Valeisha moderated a conversation between Mason and Christian about diversity and inclusion in The Recording Academy, the entertainment industry and beyond. Mason shared the objectives of The Recording Academy’s task force including its partnership with Color of Change and the foundation of Black Music Collective. “There’s so many firsts over at The Academy over the last twelve months. The list is long,” he said while adding that Valeisha was the first chief diversity, equity and inclusion officer.
Christian touched on the disproportionate impact of the pandemic on the print media industry, specifically Black media to “make difficult decisions,” as stated by Valeisha.

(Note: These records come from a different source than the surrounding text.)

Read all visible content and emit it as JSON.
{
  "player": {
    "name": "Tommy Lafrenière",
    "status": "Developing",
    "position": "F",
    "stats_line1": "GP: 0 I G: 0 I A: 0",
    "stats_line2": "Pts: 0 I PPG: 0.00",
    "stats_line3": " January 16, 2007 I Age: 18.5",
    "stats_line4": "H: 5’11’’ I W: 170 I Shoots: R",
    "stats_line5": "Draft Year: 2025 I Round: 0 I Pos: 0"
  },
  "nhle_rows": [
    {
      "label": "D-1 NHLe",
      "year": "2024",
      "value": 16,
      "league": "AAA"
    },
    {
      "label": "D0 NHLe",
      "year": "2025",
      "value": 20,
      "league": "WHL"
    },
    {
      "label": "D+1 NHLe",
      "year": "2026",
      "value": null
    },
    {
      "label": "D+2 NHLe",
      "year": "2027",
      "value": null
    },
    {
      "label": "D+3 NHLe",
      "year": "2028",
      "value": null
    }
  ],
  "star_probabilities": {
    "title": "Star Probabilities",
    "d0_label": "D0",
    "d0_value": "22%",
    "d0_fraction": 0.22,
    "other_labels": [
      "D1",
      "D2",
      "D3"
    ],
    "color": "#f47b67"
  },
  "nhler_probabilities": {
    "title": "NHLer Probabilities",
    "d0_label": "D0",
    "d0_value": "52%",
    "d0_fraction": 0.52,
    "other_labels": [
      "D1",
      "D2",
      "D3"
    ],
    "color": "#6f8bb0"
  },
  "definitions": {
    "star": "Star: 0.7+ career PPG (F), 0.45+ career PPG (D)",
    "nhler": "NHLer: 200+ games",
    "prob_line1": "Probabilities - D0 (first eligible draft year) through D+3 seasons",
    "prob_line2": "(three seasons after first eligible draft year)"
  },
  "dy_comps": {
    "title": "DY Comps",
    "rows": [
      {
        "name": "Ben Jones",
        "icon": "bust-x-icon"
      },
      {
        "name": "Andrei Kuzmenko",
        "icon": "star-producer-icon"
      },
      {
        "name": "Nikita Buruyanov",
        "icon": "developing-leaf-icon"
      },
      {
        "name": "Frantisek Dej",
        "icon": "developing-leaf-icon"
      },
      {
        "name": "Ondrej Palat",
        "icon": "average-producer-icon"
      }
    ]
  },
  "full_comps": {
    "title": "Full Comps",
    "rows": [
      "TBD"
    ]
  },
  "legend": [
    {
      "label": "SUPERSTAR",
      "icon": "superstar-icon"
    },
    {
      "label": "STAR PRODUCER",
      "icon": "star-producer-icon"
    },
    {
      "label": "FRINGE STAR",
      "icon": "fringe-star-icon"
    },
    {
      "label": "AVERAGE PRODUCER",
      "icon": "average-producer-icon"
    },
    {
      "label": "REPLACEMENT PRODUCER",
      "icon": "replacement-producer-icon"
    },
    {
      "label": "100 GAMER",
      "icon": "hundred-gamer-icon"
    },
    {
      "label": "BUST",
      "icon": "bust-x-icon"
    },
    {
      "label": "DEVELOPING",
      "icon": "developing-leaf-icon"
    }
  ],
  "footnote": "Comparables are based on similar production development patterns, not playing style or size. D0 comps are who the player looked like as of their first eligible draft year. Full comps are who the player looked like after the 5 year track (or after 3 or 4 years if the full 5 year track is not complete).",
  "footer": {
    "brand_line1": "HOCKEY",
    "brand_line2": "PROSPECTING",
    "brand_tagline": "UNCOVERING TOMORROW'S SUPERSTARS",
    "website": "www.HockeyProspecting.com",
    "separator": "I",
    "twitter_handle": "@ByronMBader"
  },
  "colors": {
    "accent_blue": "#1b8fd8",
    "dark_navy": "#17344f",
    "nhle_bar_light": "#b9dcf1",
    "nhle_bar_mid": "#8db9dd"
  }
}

While he admitted that she was affected directly as a journalist, Valeisha acknowledged that Black media in general was “hit pretty hard.” “I hope that they’re all able to make a comeback,” she said as she gave props to EBONY magazine prepping for its comeback. “I pray that this is temporary and that we continue to see these brands thrive in the future.”
On a closing note, Williams expressed her excitement to be back for a second season, but reminded us that there is much work to do. “These elected officials are supposed to represent us. They work for us,” she told REVOLT viewers. “We must peacefully and respectfully remind them and make our voices heard.” As she encouraged the audience to call the Georgia House of Representatives, Williams affirmed the importance of replacing a statue of former Confederate Vice President Stephens with the “late and very great” John Lewis.